Scenarios for Using Smart Shopper

In order to test the design of the Smart Shopper smart card program, consider the following usage scenarios:

  Tracking purchases and collecting frequent buyer points: Alice has just purchased a basket of groceries at Harvest Festival and is at the cash register checking out. She inserts her Smart Shopper card into the smart card reader at the checkout counter. The reader is connected to the cash register and via a network to a server in the back office. When Alice inserts her card, the server reads her cumulative purchasing list off the card. As the items in her grocery basket are scanned, the server cross-checks the universal product codes (UPCs) on Alice’s list against the scanned code, and when it finds a match, updates the cumulative purchasing figure on Alice’s card with the amount of money spent against the code on this trip to the store. After all the groceries in Alice’s basket have been rung up, the cash register updates the frequent buyer total on Alice’s card to reflect her purchases during this trip to the store.

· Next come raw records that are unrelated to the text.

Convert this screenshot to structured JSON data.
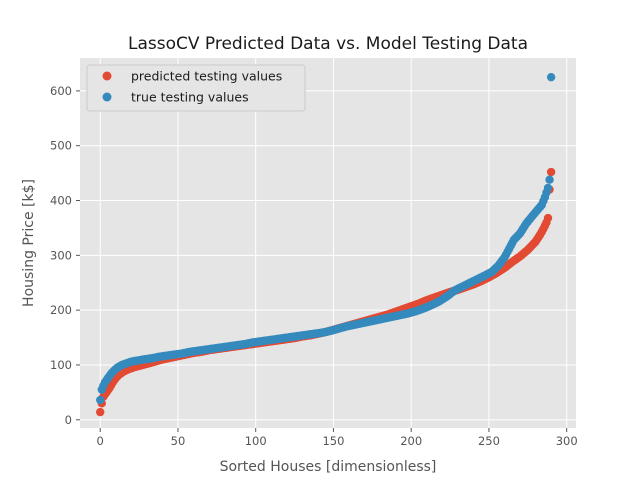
{
  "chart_data": {
    "type": "scatter",
    "title": "LassoCV Predicted Data vs. Model Testing Data",
    "xlabel": "Sorted Houses [dimensionless]",
    "ylabel": "Housing Price [k$]",
    "xlim": [
      -13,
      306
    ],
    "ylim": [
      -15,
      660
    ],
    "xticks": [
      0,
      50,
      100,
      150,
      200,
      250,
      300
    ],
    "yticks": [
      0,
      100,
      200,
      300,
      400,
      500,
      600
    ],
    "grid": true,
    "legend_position": "top-left",
    "series": [
      {
        "name": "predicted testing values",
        "color": "#E24A33",
        "values": [
          [
            0,
            14
          ],
          [
            1,
            30
          ],
          [
            2,
            42
          ],
          [
            4,
            50
          ],
          [
            6,
            58
          ],
          [
            8,
            68
          ],
          [
            10,
            76
          ],
          [
            12,
            82
          ],
          [
            15,
            88
          ],
          [
            18,
            92
          ],
          [
            22,
            96
          ],
          [
            26,
            99
          ],
          [
            30,
            102
          ],
          [
            35,
            106
          ],
          [
            40,
            110
          ],
          [
            45,
            113
          ],
          [
            50,
            116
          ],
          [
            55,
            119
          ],
          [
            60,
            122
          ],
          [
            65,
            124
          ],
          [
            70,
            127
          ],
          [
            75,
            129
          ],
          [
            80,
            131
          ],
          [
            85,
            133
          ],
          [
            90,
            135
          ],
          [
            95,
            137
          ],
          [
            100,
            139
          ],
          [
            105,
            141
          ],
          [
            110,
            143
          ],
          [
            115,
            145
          ],
          [
            120,
            147
          ],
          [
            125,
            149
          ],
          [
            130,
            152
          ],
          [
            135,
            154
          ],
          [
            140,
            157
          ],
          [
            145,
            160
          ],
          [
            150,
            164
          ],
          [
            155,
            168
          ],
          [
            160,
            172
          ],
          [
            165,
            176
          ],
          [
            170,
            180
          ],
          [
            175,
            184
          ],
          [
            180,
            188
          ],
          [
            185,
            192
          ],
          [
            190,
            197
          ],
          [
            195,
            202
          ],
          [
            200,
            207
          ],
          [
            205,
            212
          ],
          [
            210,
            218
          ],
          [
            215,
            223
          ],
          [
            220,
            228
          ],
          [
            225,
            233
          ],
          [
            230,
            237
          ],
          [
            235,
            242
          ],
          [
            240,
            247
          ],
          [
            245,
            253
          ],
          [
            250,
            260
          ],
          [
            255,
            268
          ],
          [
            260,
            277
          ],
          [
            265,
            288
          ],
          [
            270,
            298
          ],
          [
            275,
            310
          ],
          [
            280,
            325
          ],
          [
            283,
            338
          ],
          [
            285,
            348
          ],
          [
            287,
            360
          ],
          [
            288,
            368
          ],
          [
            289,
            420
          ],
          [
            290,
            452
          ]
        ]
      },
      {
        "name": "true testing values",
        "color": "#348ABD",
        "values": [
          [
            0,
            36
          ],
          [
            1,
            55
          ],
          [
            2,
            62
          ],
          [
            3,
            68
          ],
          [
            5,
            76
          ],
          [
            7,
            84
          ],
          [
            9,
            90
          ],
          [
            11,
            95
          ],
          [
            14,
            100
          ],
          [
            17,
            103
          ],
          [
            20,
            106
          ],
          [
            24,
            108
          ],
          [
            28,
            110
          ],
          [
            33,
            112
          ],
          [
            38,
            115
          ],
          [
            43,
            117
          ],
          [
            48,
            119
          ],
          [
            53,
            121
          ],
          [
            58,
            124
          ],
          [
            63,
            126
          ],
          [
            68,
            128
          ],
          [
            73,
            130
          ],
          [
            78,
            132
          ],
          [
            83,
            134
          ],
          [
            88,
            136
          ],
          [
            93,
            138
          ],
          [
            98,
            141
          ],
          [
            103,
            143
          ],
          [
            108,
            145
          ],
          [
            113,
            147
          ],
          [
            118,
            149
          ],
          [
            123,
            151
          ],
          [
            128,
            153
          ],
          [
            133,
            155
          ],
          [
            138,
            157
          ],
          [
            143,
            159
          ],
          [
            148,
            162
          ],
          [
            153,
            166
          ],
          [
            158,
            170
          ],
          [
            163,
            173
          ],
          [
            168,
            176
          ],
          [
            173,
            179
          ],
          [
            178,
            182
          ],
          [
            183,
            185
          ],
          [
            188,
            188
          ],
          [
            193,
            191
          ],
          [
            198,
            194
          ],
          [
            203,
            198
          ],
          [
            208,
            203
          ],
          [
            213,
            209
          ],
          [
            218,
            216
          ],
          [
            223,
            225
          ],
          [
            228,
            236
          ],
          [
            233,
            243
          ],
          [
            238,
            250
          ],
          [
            243,
            257
          ],
          [
            248,
            264
          ],
          [
            252,
            270
          ],
          [
            256,
            281
          ],
          [
            260,
            296
          ],
          [
            263,
            312
          ],
          [
            266,
            328
          ],
          [
            270,
            340
          ],
          [
            274,
            358
          ],
          [
            278,
            372
          ],
          [
            281,
            382
          ],
          [
            284,
            392
          ],
          [
            286,
            406
          ],
          [
            288,
            423
          ],
          [
            289,
            438
          ],
          [
            290,
            625
          ]
        ]
      }
    ]
  }
}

  Using personal preferences and spending frequent buyer points: Bob inserts his Smart Shopper card into the smart card reader attached to his home computer, connects to the Internet, and picks the Scrivener’s Corner home page from his bookmark list. The Java applet sent to Bob’s WWW browser off the Scrivener’s home page reads the want list off Bob’s card and sends it back to the Scrivener’s server. The server quickly matches Bob’s list against Scrivener’s book inventory so that when the home page itself is downloaded to Bob’s browser, it includes a handy order form of books on Bob’s preference list. Since all of Bob’s billing, shipping, and payment information is also on his Smart Shopper card, all Bob would have to do is check the books he wants and select Done. In this particular case, however, besides the books he wants, Bob also checks the Use Scrivener’s Points box, which means that the Scrivener’s Corner frequent buyer points total on Bob’s card will be set to zero and all the points that were there are applied toward his purchase. After he selects the Done button, the books are on their way.

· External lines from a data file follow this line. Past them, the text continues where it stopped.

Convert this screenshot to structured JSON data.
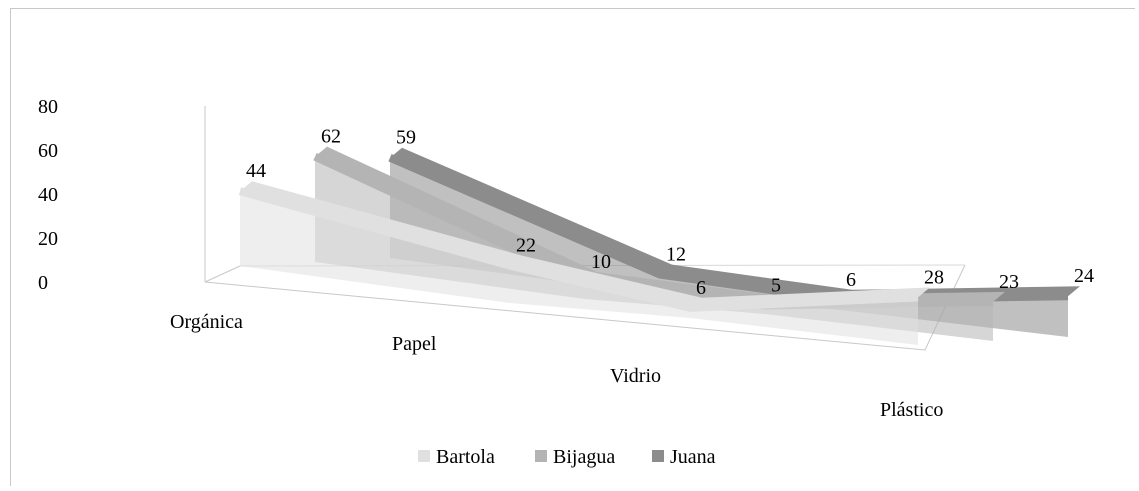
{
  "chart_data": {
    "type": "line",
    "style": "3d-line",
    "categories": [
      "Orgánica",
      "Papel",
      "Vidrio",
      "Plástico"
    ],
    "series": [
      {
        "name": "Bartola",
        "values": [
          44,
          22,
          6,
          28
        ],
        "color": "#e0e0e0"
      },
      {
        "name": "Bijagua",
        "values": [
          62,
          10,
          5,
          23
        ],
        "color": "#b4b4b4"
      },
      {
        "name": "Juana",
        "values": [
          59,
          12,
          6,
          24
        ],
        "color": "#8c8c8c"
      }
    ],
    "y_ticks": [
      "0",
      "20",
      "40",
      "60",
      "80"
    ],
    "ylim": [
      0,
      80
    ],
    "grid": false,
    "legend": "bottom",
    "title": "",
    "xlabel": "",
    "ylabel": ""
  }
}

  Browsing and editing the Smart Shopper card: While shopping at Harvest Festival, Alice passes a Smart Shopper customer service kiosk. She inserts her Smart Shopper card and gets a display of each of the merchant programs on her card, together with her current frequent buyer point holdings in each. When she selects the Purchase Tracking button, she gets a display of the products whose cumulative purchasing she is tracking, together with the total amount spent to date on each product. She can use the mouse and the keyboard on the kiosk to delete items and add new items to her purchase tracking list.